A second main task in the sewer management is the forecast of the network state in the near future, e.g. the next two hours. As this depends heavily on rain events, a weather service has to be integrated. The forecast job is automatically called by the job management after each monitoring run, takes its result as the initial state of the network and runs in parallel to the indefinite running monitoring. The CoSMOS setup now looks different (see Fig. 15).

The PCS 7 and the simulation client are in general the same even though their tasks- and therefore their configurations—have slightly changed: the simulator now loads before simulating the calculated state from the monitoring job. The PCS 7 client reads the actual control settings of e.g. control valves instead of the actual flow and filling data. A client for the general exchange with a weather forecast service and one that transforms rain predictions into network inflow profiles have been added to the setup. The schedule now is weather service, then inflow generation, then simulator and at last PCS 7 for display.

Furthermore, when an operator wants to see the outcome of changed control settings, he—now manually—triggers the same forecast job as above after he changed the control settings in a separate operator panel.

6 Summary and outlook

The requirements on system simulations in the industrial context, from user and from developer perspective, cannot be fully met by currently available commercial tools. The challenges of phase- and task-specific setups, partly with non-expert users, a maximum in model and environment consistency and nonetheless an easy to maintain and extend software architecture demand modular, very flexible architecture concepts guaranteeing high-performance all the same.
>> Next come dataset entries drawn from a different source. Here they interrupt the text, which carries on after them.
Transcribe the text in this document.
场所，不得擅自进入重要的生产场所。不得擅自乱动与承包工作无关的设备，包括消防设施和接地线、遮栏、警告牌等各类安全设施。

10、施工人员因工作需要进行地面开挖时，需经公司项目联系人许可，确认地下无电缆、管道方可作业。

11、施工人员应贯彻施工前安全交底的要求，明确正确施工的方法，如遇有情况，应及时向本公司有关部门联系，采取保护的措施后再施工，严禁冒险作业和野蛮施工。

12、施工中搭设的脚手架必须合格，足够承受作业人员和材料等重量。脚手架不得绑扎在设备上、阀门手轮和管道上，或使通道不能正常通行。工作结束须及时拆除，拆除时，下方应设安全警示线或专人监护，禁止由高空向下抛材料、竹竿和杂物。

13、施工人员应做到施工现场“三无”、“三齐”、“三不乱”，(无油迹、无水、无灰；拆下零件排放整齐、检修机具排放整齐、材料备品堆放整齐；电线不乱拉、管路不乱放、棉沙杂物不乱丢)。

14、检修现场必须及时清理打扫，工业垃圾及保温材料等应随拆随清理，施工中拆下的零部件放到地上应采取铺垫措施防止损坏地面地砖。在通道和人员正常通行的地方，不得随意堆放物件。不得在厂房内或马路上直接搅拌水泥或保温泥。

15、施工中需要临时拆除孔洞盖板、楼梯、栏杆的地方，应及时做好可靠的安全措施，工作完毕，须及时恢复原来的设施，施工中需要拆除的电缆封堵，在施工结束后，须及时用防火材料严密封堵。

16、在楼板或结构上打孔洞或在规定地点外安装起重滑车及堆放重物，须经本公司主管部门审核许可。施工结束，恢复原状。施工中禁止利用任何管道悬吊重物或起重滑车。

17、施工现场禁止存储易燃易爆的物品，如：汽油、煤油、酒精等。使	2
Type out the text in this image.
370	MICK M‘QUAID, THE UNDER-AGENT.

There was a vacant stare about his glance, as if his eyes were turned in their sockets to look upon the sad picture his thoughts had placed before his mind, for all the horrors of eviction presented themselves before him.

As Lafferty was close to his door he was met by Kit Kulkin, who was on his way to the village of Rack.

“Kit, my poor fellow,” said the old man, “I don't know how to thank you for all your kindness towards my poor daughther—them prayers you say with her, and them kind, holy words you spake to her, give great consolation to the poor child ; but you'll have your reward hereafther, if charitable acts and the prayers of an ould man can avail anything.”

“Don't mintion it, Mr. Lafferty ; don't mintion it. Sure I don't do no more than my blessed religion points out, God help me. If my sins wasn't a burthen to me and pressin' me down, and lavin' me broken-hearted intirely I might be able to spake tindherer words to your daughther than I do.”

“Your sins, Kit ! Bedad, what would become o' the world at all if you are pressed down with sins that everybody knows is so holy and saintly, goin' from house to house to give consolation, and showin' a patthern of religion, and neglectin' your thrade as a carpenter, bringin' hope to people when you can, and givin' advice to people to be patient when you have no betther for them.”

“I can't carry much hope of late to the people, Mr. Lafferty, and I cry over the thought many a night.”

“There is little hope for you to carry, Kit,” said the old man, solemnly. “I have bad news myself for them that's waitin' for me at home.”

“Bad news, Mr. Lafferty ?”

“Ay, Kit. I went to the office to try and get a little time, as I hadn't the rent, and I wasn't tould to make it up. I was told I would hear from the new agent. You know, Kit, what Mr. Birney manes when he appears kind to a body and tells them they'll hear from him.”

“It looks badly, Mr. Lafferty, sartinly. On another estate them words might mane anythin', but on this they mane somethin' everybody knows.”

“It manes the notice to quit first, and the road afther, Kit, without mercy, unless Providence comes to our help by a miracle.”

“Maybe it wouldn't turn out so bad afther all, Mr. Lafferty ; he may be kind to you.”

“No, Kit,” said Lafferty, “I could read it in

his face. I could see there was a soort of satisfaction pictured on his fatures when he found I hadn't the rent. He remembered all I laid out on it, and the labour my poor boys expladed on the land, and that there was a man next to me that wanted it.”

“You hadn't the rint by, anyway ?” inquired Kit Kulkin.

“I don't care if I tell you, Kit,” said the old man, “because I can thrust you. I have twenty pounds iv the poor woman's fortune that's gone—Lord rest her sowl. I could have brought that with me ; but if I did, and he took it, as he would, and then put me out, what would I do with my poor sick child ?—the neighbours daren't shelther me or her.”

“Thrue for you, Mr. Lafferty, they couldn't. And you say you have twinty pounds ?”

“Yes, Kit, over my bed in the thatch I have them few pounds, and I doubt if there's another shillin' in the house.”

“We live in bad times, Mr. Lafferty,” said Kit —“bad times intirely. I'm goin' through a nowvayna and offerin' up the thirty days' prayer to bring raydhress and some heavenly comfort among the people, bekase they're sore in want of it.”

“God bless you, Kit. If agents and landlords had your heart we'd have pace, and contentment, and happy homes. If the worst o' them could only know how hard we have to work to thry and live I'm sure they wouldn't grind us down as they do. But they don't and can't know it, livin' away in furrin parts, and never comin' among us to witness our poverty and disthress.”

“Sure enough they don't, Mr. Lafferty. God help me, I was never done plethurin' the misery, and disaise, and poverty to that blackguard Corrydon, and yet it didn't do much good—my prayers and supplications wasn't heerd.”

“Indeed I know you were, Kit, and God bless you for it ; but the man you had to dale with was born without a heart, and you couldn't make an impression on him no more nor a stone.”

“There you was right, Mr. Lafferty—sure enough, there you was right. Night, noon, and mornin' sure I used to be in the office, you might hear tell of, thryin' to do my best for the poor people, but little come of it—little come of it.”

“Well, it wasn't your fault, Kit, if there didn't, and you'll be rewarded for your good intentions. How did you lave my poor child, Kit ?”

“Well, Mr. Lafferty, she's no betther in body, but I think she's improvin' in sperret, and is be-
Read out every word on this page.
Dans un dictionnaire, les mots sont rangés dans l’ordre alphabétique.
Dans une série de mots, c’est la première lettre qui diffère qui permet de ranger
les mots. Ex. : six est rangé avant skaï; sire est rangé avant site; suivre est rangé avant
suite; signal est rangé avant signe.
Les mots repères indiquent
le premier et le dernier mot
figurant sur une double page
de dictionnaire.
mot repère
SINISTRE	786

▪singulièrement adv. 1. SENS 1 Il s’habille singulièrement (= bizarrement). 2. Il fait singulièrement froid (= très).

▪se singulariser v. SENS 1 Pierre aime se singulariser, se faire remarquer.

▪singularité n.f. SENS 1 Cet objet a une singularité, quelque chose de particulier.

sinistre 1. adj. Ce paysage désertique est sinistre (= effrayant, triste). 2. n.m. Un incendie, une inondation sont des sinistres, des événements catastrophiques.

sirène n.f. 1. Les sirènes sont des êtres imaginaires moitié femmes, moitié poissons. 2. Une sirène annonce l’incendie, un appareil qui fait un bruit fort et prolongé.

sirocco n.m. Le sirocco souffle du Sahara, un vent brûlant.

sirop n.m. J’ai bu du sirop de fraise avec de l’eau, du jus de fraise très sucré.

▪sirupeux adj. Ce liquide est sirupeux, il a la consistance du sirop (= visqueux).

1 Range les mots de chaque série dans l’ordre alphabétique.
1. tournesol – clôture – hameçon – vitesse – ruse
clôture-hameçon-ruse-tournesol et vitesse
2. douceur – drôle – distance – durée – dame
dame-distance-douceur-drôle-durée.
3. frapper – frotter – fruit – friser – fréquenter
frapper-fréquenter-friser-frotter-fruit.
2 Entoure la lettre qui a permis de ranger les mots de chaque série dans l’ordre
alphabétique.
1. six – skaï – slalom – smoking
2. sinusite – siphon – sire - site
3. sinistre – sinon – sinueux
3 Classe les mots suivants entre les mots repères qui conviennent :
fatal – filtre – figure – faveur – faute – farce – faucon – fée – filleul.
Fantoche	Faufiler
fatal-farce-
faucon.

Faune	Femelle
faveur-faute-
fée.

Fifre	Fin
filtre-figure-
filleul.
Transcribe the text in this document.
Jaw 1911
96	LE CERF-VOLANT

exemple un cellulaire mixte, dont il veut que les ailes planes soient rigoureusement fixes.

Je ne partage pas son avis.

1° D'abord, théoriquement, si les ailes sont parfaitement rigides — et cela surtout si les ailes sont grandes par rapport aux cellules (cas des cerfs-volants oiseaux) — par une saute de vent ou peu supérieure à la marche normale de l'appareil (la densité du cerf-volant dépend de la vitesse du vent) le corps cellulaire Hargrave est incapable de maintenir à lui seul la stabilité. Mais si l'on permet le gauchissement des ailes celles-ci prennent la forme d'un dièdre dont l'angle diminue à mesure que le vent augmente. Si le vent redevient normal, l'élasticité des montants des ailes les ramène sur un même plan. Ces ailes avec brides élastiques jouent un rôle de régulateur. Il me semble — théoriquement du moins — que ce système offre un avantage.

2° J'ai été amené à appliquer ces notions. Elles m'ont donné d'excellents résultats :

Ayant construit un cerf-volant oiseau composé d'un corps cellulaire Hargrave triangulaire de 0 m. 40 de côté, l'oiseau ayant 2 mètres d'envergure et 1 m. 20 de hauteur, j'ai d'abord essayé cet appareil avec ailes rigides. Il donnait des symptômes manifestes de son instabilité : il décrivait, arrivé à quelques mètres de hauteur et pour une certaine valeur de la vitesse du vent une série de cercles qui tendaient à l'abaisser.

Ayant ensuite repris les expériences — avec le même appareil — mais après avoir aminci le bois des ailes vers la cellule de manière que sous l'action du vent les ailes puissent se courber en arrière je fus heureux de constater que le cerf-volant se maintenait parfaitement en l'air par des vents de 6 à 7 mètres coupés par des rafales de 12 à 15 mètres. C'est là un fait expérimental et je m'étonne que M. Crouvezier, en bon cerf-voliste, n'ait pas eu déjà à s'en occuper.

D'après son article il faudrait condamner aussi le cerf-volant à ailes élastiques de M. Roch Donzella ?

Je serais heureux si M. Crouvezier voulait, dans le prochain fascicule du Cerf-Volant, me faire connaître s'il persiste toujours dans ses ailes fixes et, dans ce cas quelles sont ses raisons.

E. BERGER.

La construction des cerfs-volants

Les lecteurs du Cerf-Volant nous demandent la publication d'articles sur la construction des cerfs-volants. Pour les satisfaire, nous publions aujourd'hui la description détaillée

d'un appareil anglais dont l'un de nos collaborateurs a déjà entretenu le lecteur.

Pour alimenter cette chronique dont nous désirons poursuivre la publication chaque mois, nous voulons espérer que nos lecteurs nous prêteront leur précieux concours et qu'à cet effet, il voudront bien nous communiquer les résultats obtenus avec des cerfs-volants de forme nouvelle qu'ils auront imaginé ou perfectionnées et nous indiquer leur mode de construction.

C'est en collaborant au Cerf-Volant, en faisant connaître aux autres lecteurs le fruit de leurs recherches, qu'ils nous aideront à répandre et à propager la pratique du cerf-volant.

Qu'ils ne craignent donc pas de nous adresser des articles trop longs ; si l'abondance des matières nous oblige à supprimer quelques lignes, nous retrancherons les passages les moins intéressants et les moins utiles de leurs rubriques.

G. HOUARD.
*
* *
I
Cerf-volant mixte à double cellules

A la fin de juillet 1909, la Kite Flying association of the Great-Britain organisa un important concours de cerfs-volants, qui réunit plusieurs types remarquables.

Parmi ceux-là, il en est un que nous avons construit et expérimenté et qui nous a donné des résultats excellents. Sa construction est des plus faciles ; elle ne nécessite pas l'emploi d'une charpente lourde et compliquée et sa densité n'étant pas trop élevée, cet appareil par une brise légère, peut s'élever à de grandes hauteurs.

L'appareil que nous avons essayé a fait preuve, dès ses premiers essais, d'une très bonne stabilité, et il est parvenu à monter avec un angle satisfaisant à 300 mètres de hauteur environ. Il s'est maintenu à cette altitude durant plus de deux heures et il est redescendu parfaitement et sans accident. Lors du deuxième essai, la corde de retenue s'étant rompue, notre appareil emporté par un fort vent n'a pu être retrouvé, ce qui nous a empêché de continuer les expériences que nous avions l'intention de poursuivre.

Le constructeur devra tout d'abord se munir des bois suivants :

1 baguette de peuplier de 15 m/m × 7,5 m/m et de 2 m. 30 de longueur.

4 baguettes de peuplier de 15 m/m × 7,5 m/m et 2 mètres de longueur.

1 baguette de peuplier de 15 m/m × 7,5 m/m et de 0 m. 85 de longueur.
In the presented structured approach, the challenges have been summarized in representative use cases. Subsequently, technical requirements on such an architecture concept have been deduced. The eventually presented CoSMOS concept is designed to face the challenges and use cases by implementing the technical requirements. All three industrial examples have been successfully realized in CoSMOS solutions basing on the same CoSMOS architecture.

Looking ahead, the co-simulation techniques and standards, like FMI, will evolve further, resulting in the need for more advanced sequence control algorithms and implementation of new interfaces. To get the emerging variety of co-simulation tasks under control is one of the upcoming goals of the next development steps.

Using distributed systems for a lot of common tasks is also one of the major trends in IT development. Thus, demanding distributed simulation for the simulation user, especially for the non-experts, is just obvious. The orchestration of distributed simulation applications requires various techniques and algorithms on all levels of the software. For example, web-based simulation demands for a simulation-specific browser front end and a web service capable to process simulation tasks to the evaluation cores. On the other hand, distributing simulation on solver level asks for exploitation of specific call sequences and the structure of the equation system.

Another trend when performing industrial system simulations is the extensive usage in concept and engineering studies. As the formulation and evaluation as mathematical optimization problem is often not really understood, too complex or even impossible, multiple simulation runs are executed instead. The difference in the simulation runs range from different boundary conditions to various sets of parameters and up to changes in the system topology. This procedure is not only very time consuming but also quite challenging in keeping track of the outcomes and drawing the right conclusions. A software environment that would support the user and deal automatically with some of those tasks would be mostly welcome.

This is just to name some of the main future challenges to come, when facilitating future industrial system development and operation by use of simulations.